Her research is directed in part to the development of humane control of rodent pests. She also identified non-aversive handling methods that would reduce anxiety in mice, allowing them to be more reliable in laboratory tests. Hurst developed the use of mouse-friendly handling tunnels, reducing their anxiety and allowing them to explore more during animal testing. Hurst is also interested in how animals can detect scent-cues of ill-health and disease. ] For this work, she was awarded the NC3Rs prize in 2010. Hurst is also interested in how animals can detect scent-cues of ill-health and disease.

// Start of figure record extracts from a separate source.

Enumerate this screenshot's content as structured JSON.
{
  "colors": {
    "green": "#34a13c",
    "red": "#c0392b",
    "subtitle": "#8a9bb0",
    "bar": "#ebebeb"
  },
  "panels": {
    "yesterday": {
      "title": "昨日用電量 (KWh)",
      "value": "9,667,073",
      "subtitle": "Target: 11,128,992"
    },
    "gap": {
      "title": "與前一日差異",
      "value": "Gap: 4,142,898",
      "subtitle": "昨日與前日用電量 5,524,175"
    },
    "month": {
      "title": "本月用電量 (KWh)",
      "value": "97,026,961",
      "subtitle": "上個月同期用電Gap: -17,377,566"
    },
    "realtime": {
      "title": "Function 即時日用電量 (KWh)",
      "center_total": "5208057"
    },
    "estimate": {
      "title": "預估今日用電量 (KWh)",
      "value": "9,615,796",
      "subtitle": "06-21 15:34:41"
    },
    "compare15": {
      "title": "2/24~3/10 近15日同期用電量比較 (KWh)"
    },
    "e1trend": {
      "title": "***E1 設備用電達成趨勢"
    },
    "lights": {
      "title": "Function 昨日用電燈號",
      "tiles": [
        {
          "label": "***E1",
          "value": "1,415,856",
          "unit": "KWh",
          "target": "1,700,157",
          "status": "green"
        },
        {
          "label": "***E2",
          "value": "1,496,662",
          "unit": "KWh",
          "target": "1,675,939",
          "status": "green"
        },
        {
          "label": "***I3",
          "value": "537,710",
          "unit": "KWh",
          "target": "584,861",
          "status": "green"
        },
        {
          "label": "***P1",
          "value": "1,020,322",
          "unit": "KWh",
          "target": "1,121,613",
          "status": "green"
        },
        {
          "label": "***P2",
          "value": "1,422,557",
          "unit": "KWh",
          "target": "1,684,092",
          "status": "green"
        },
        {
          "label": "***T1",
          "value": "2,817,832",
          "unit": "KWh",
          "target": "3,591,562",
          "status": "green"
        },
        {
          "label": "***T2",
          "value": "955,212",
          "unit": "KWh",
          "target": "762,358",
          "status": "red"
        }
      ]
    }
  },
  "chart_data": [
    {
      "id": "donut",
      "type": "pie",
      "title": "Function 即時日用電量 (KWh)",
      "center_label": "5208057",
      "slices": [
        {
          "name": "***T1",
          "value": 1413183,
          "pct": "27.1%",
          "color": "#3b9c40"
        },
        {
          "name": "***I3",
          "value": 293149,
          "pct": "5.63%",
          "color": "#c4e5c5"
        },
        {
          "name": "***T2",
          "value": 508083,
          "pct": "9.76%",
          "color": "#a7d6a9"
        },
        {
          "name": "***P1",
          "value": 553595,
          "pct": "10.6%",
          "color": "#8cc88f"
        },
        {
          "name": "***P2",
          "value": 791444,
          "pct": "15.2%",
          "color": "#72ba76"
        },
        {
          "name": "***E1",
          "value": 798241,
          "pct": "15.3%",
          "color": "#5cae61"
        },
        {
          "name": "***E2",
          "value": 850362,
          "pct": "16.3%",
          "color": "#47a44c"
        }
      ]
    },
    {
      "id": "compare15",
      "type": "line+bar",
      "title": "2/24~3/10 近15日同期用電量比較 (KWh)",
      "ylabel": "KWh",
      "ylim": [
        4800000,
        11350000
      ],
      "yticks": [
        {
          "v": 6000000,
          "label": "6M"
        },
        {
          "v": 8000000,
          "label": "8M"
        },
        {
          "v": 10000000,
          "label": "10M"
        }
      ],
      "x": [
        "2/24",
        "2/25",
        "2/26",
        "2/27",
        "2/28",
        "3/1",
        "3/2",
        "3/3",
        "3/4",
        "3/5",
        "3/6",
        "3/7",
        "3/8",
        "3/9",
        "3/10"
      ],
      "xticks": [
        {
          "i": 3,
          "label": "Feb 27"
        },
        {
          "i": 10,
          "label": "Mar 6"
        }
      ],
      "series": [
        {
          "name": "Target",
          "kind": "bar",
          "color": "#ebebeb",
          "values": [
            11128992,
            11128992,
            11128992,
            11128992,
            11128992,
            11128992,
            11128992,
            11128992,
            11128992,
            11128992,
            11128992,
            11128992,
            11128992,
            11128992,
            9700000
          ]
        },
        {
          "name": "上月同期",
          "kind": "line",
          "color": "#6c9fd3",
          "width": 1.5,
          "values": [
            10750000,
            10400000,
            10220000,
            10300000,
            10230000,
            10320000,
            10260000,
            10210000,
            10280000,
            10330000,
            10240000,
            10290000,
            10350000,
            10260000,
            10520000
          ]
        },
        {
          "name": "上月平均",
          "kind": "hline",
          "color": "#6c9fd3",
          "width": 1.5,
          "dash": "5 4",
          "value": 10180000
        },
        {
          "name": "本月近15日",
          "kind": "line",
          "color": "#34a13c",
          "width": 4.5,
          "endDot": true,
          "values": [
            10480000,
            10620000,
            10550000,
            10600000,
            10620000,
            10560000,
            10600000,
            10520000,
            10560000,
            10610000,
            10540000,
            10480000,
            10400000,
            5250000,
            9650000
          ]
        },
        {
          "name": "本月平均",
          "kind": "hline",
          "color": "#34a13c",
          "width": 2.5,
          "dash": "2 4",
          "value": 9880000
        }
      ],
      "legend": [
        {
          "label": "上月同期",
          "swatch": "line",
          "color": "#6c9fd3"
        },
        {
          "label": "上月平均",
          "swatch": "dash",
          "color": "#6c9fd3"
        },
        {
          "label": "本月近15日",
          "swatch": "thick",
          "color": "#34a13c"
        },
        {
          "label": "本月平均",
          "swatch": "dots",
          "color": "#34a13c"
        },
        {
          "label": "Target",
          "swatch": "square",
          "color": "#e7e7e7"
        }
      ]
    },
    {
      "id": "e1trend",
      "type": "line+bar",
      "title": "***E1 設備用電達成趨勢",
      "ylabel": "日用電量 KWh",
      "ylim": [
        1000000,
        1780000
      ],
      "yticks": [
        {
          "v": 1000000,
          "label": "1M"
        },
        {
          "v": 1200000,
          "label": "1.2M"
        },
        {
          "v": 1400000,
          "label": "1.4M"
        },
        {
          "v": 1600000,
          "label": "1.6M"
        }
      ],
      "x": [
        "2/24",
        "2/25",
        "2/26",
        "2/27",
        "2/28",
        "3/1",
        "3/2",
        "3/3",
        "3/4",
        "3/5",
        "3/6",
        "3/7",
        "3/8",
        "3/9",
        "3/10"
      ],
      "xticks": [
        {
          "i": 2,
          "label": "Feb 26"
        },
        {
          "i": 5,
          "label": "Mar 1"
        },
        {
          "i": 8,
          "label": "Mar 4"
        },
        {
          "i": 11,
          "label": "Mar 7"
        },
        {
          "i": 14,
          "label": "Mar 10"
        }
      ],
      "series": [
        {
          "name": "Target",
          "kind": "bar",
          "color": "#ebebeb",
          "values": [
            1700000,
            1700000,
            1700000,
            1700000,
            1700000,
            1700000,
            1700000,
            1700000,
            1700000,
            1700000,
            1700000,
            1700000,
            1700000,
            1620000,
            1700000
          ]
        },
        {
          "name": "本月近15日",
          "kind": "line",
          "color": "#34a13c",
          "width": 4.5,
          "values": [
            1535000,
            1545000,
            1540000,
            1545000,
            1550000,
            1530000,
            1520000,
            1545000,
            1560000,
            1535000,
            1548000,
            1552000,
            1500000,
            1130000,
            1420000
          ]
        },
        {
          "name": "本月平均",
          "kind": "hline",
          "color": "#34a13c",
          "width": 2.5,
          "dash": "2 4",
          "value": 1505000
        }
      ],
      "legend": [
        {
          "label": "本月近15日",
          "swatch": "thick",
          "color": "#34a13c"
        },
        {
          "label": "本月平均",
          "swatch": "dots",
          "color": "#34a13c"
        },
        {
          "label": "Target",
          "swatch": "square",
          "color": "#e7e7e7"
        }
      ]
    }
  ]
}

In 2010 Hurst was appointed President for the Association for the Study of Animal Behaviour (ASAB). She has supported the Biotechnology and Biological Sciences Research Council (BBSRC) from 2000 – 2019 by serving on grant funding and strategy advisory panels, Appointments Board, and chaired the BBSRC Animal Welfare Programme steering committee. She has supported the National Centre for the Replacement, Refinement and Reduction of Animals in Research since its inception, including a founding member of the NC3Rs Board and grant funding panel (2004-2010). She has served on the Council for the Universities Federation for Animal Welfare (UFAW, 1996-2002), on the Royal Society Use of Animals in Research committee (2004-2009) and the Ethical committee for ASAB (1991-1999, chair from 1995). Hurst has been involved with several studies to improve connections between researchers in the animal welfare community. Hurst discussed her pheromone research on In Our Time in 2019. In 2021 she was the guest on an episode of the BBC Radio 4 programme, The Life Scientific.

== Awards and honours ==
Her awards and honours include:
- 2017 ASAB Medal from the Association for the Study of Animal Behaviour
- 2010 National Centre for the Replacement, Refinement and Reduction of Animals in Research 3Rs Prize
- 2019 Swiss Laboratory Animal Science Association Prize for Refinement
- 2022 Universities Federation for Animal Welfare (UFAW) Medal for Outstanding Contributions to Animal Welfare Science
- 2023 Zoological Society of London (ZSL) Frink Medal 'For significant and original contributions by a professional zoologist to the development of zoology'

She was appointed Officer of the Order of the British Empire (OBE) in the 2020 New Year Honours for services to animal welfare.